Public Shabbat Desecration
Nevertheless, the above only applies when the individual desecrates Shabbat by performing works forbidden by Torah law, such as driving a car on Shabbat which entails several Torah prohibitions, including ignition and the like. Likewise, this Jew must desecrate the Shabbat in front of at least ten other Jews in order to retain the law of a non-Jew regarding wine. However, if the individual desecrates Shabbat privately, he is not considered a “wayward Jew” in this regard. Unfortunately, most non-Shabbat-observant Jews nowadays do so publicly by driving their cars around heavily populated areas on Shabbat.
The Bottom Line
Based on the above, if a Jew who is not Shabbat observant pours a cup of wine for another Jew, the wine is forbidden for consumption similar to the law regarding wine poured by a non-Jew. Thus, those who go out to eat in restaurants must make sure that a Jewish waiter who is not Shabbat-observant does not pour them wine, for this will render the wine in the glass forbidden for consumption. Nevertheless, if the waiter did not pour the wine and merely opened the bottle, the wine in the bottle does not become forbidden for consumption. Similarly, if such a waiter did pour the wine, only the wine in the glass is forbidden for consumption but the wine remaining in the bottle is permitted.

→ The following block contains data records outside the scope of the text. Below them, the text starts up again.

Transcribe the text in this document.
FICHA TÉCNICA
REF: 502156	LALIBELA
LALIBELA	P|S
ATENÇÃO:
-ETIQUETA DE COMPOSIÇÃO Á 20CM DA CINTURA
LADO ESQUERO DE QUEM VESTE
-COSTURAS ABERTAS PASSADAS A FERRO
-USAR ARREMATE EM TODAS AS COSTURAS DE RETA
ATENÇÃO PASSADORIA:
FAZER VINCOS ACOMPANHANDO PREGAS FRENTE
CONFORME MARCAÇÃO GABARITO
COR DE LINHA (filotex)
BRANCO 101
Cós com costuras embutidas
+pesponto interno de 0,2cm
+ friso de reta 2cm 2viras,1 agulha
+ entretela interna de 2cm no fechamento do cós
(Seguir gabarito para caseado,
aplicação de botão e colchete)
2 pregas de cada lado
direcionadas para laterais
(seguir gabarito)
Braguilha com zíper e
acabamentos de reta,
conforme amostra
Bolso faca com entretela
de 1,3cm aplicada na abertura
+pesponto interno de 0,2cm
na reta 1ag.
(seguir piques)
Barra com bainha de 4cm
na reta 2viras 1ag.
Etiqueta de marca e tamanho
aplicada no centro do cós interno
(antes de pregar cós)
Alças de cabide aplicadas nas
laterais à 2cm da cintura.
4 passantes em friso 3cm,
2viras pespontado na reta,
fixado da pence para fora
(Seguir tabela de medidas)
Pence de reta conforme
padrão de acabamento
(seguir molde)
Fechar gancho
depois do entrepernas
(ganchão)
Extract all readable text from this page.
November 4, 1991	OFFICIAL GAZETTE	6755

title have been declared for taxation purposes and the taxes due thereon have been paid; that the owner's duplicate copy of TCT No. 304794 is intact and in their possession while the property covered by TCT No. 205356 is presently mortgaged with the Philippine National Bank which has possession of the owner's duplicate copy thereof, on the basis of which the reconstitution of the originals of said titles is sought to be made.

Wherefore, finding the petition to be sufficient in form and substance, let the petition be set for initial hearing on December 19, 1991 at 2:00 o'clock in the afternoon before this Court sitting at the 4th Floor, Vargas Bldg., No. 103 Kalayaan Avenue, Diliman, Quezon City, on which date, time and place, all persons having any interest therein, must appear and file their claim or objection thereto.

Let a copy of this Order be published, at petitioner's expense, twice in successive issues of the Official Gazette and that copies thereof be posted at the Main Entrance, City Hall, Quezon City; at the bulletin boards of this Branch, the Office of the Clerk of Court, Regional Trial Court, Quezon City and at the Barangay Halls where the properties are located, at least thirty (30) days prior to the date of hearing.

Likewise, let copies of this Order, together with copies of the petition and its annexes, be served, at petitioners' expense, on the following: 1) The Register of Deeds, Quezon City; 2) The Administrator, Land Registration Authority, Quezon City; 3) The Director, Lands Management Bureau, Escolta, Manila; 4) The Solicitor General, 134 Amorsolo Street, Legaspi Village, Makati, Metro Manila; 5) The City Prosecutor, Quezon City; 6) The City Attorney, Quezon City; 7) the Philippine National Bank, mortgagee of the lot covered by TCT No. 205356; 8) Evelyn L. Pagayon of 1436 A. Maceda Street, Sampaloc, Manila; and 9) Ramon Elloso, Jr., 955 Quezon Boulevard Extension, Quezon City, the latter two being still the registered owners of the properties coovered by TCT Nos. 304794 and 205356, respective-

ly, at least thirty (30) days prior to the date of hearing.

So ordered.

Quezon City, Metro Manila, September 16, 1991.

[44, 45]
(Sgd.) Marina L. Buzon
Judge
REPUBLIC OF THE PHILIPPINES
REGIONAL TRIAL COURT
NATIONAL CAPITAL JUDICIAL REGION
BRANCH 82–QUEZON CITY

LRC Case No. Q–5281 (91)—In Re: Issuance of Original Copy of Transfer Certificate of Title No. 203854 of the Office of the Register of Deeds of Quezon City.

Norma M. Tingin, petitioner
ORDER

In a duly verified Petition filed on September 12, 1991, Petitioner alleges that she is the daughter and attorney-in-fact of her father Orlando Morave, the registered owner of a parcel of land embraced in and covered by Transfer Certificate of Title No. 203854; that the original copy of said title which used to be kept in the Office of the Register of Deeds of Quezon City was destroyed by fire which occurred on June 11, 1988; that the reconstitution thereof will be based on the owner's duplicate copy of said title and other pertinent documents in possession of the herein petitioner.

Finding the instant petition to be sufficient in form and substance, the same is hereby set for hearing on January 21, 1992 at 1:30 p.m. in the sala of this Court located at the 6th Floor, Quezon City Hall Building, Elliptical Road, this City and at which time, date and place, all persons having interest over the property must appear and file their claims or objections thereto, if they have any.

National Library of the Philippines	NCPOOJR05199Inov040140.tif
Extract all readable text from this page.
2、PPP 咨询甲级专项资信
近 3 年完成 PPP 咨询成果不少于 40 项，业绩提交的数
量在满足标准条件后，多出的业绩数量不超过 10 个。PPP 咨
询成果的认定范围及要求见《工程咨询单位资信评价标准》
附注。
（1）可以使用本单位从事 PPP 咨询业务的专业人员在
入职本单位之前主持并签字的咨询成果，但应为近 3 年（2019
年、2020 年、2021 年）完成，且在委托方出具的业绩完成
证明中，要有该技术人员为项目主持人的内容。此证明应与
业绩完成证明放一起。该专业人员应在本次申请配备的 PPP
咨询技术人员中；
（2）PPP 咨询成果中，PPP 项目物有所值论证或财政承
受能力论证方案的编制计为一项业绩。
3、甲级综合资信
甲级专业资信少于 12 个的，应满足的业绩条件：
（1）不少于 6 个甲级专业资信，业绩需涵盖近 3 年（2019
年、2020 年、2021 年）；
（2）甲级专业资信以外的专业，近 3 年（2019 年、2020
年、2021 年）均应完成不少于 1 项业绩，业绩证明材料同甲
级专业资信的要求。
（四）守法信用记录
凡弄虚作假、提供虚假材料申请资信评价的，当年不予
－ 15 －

A Jew Who Desecrates Shabbat but Makes Kiddush
Hagaon Harav Yaakov Ettlinger zt”l writes in his Responsa Binyan Zion (Ha’Chadashot, Chapter 23) that although a Jew who desecrates Shabbat prohibits wine by touching it, nevertheless, those Jews nowadays who recite Shabbat prayers, recite Kiddush, and then proceed to desecrate Shabbat by performing works forbidden by Torah and rabbinic law do not prohibit wine by touching it. This is because the entire reason why a Jew who desecrates Shabbat retains the same law as a non-Jew is because by desecrating Shabbat, he appears to be in denial of the fact that Hashem created the world and is subsequently tantamount to transgressing the entire Torah. However, one who recites Kiddush and explicitly recites the words “And the heavens and the earth were completed etc.” cannot be considered a heretic and does not forbid wine by touching it. Although many Poskim agree to this opinion, some disagree. Halachically speaking, Maran Rabbeinu Ovadia Yosef zt”l writes that one who relies on this opinion has on whom to rely.
Summary: Wine touched by a Jew who desecrates the Shabbat publicly is forbidden as though it were touched by a non-Jew. It is for this reason that kosher wine manufacturers take care that the entire process of the wine production is carried out by Shabbat-observant Jews. If a non-Shabbat-observant Jew pours wine into a glass, the wine in the glass is forbidden for consumption. However, the wine remaining in the bottle is nevertheless permitted for consumption. Some say that if a non-Shabbat-observant Jew recites Shabbat prayers and Kiddush, he does not retain the law of a non-Jew and he does not prohibit wine by touching it. Others disagree. One who acts leniently in this regard has on whom to rely.